We heard there was going to be a play up at the castle, and since Kate is so into theater and all, and I love visiting castles, we decided to go. They had set up a small stage and some folding chairs for the show in the courtyard of the castle. I think there were maybe nine of us watching. The show was Don Quixote. The opening was in Spanish, which thankfully Kate understood and translated for me. But then it went into Czech, and I tried to remember the musical version I had seen so that I could at least sort of follow what was going on. Sancho, Don Quixote’s friend and companion was played by a woman wearing oversized shoes and an oversized belly. Don Quixote was on stilts. And then, we discovered that this was not just a Czech interpretation of a Spanish story.

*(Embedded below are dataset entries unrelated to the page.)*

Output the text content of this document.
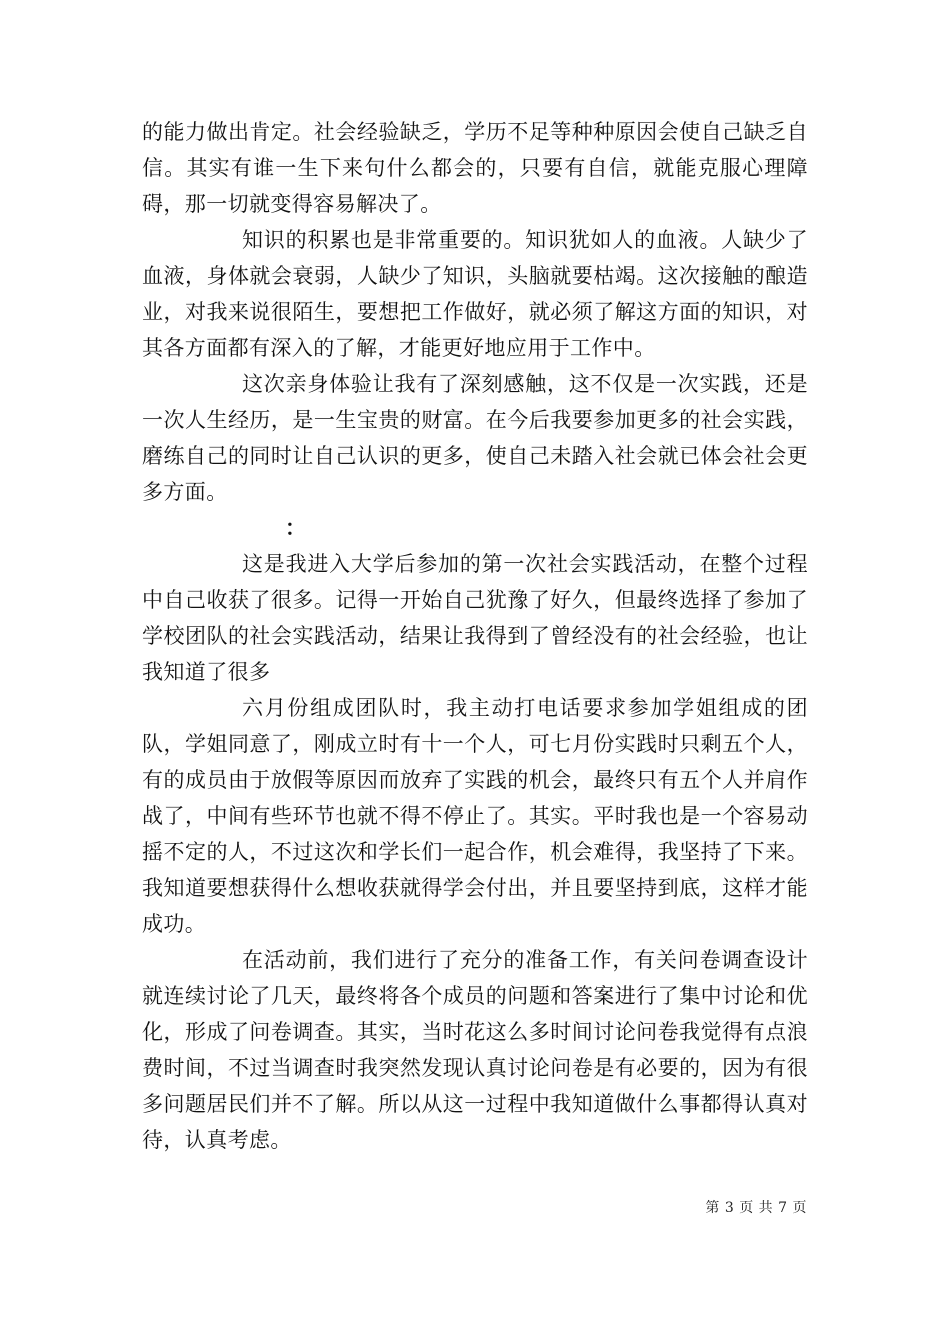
的能力做出肯定。社会经验缺乏，学历不足等种种原因会使自己缺乏自信。其实有谁一生下来句什么都会的，只要有自信，就能克服心理障碍，那一切就变得容易解决了。

知识的积累也是非常重要的。知识犹如人的血液。人缺少了血液，身体就会衰弱，人缺少了知识，头脑就要枯竭。这次接触的酿造业，对我来说很陌生，要想把工作做好，就必须了解这方面的知识，对其各方面都有深入的了解，才能更好地应用于工作中。

这次亲身体验让我有了深刻感触，这不仅是一次实践，还是一次人生经历，是一生宝贵的财富。在今后我要参加更多的社会实践，磨练自己的同时让自己认识的更多，使自己未踏入社会就已体会社会更多方面。

：

这是我进入大学后参加的第一次社会实践活动，在整个过程中自己收获了很多。记得一开始自己犹豫了好久，但最终选择了参加了学校团队的社会实践活动，结果让我得到了曾经没有的社会经验，也让我知道了很多

六月份组成团队时，我主动打电话要求参加学姐组成的团队，学姐同意了，刚成立时有十一个人，可七月份实践时只剩五个人，有的成员由于放假等原因而放弃了实践的机会，最终只有五个人并肩作战了，中间有些环节也就不得不停止了。其实。平时我也是一个容易动摇不定的人，不过这次和学长们一起合作，机会难得，我坚持了下来。我知道要想获得什么想收获就得学会付出，并且要坚持到底，这样才能成功。

在活动前，我们进行了充分的准备工作，有关问卷调查设计就连续讨论了几天，最终将各个成员的问题和答案进行了集中讨论和优化，形成了问卷调查。其实，当时花这么多时间讨论问卷我觉得有点浪费时间，不过当调查时我突然发现认真讨论问卷是有必要的，因为有很多问题居民们并不了解。所以从这一过程中我知道做什么事都得认真对待，认真考虑。

第 3 页 共 7 页
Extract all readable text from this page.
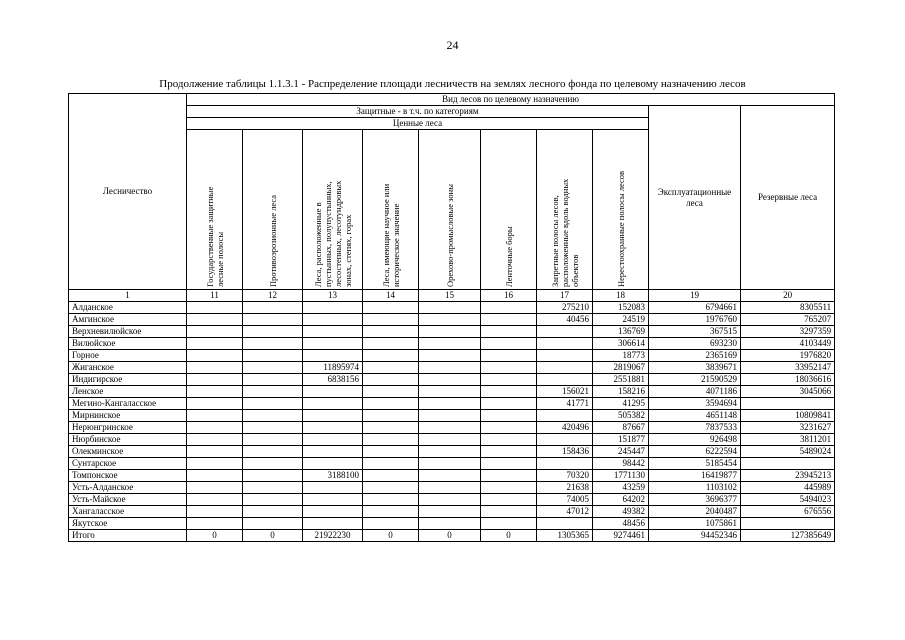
24
Продолжение таблицы 1.1.3.1 - Распределение площади лесничеств на землях лесного фонда по целевому назначению лесов
Лесничество	Вид лесов по целевому назначению									
	Защитные - в т.ч. по категориям								Эксплуатационные леса	Резервные леса
	Ценные леса									

	Государственные защитные лесные полосы	Противоэрозионные леса	Леса, расположенные в пустынных, полупустынных, лесостепных, лесотундровых зонах, степях, горах	Леса, имеющие научное или историческое значение	Орехово-промысловые зоны	Ленточные боры	Запретные полосы лесов, расположенные вдоль водных объектов	Нерестоохранные полосы лесов		

1	11	12	13	14	15	16	17	18	19	20
Алданское							275210	152083	6794661	8305511
Амгинское							40456	24519	1976760	765207
Верхневилюйское								136769	367515	3297359
Вилюйское								306614	693230	4103449
Горное								18773	2365169	1976820
Жиганское			11895974					2819067	3839671	33952147
Индигирское			6838156					2551881	21590529	18036616
Ленское							156021	158216	4071186	3045066
Мегино-Кангаласское							41771	41295	3594694	
Мирнинское								505382	4651148	10809841
Нерюнгринское							420496	87667	7837533	3231627
Нюрбинское								151877	926498	3811201
Олекминское							158436	245447	6222594	5489024
Сунтарское								98442	5185454	
Томпонское			3188100				70320	1771130	16419877	23945213
Усть-Алданское							21638	43259	1103102	445989
Усть-Майское							74005	64202	3696377	5494023
Хангаласское							47012	49382	2040487	676556
Якутское								48456	1075861	
Итого	0	0	21922230	0	0	0	1305365	9274461	94452346	127385649
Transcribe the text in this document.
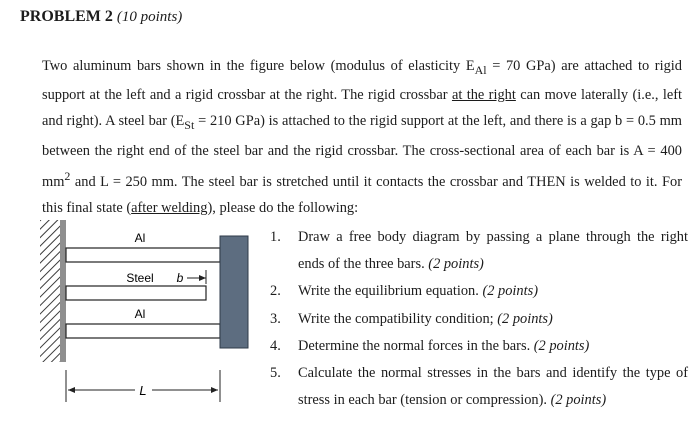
PROBLEM 2 (10 points)

Two aluminum bars shown in the figure below (modulus of elasticity $E_{Al} = 70$ GPa) are attached to rigid support at the left and a rigid crossbar at the right. The rigid crossbar at the right can move laterally (i.e., left and right). A steel bar ($E_{St} = 210$ GPa) is attached to the rigid support at the left, and there is a gap b = 0.5 mm between the right end of the steel bar and the rigid crossbar. The cross-sectional area of each bar is A = 400 $mm^2$ and L = 250 mm. The steel bar is stretched until it contacts the crossbar and THEN is welded to it. For this final state (after welding), please do the following:

Al
Steel b
Al
L
1. Draw a free body diagram by passing a plane through the right ends of the three bars. (2 points)
2. Write the equilibrium equation. (2 points)
3. Write the compatibility condition; (2 points)
4. Determine the normal forces in the bars. (2 points)
5. Calculate the normal stresses in the bars and identify the type of stress in each bar (tension or compression). (2 points)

This was a Czech interpretation of a Spanish story with audience participation. And since there were only nine of us, it was a definite that we were going to be participating, Not minding at all that I was a mouse, they tried to get me to play Dulcinea, the woman Don Quixote devotes himself to. It soon became apparent though that there was a language problem and that I had no clue what I was saying, so they picked someone else. But at the end both Kate and I found ourselves standing on stage with our shoes off around the dying Don Quixote. We received a paper model of a pirate ship to thank us for our participation.”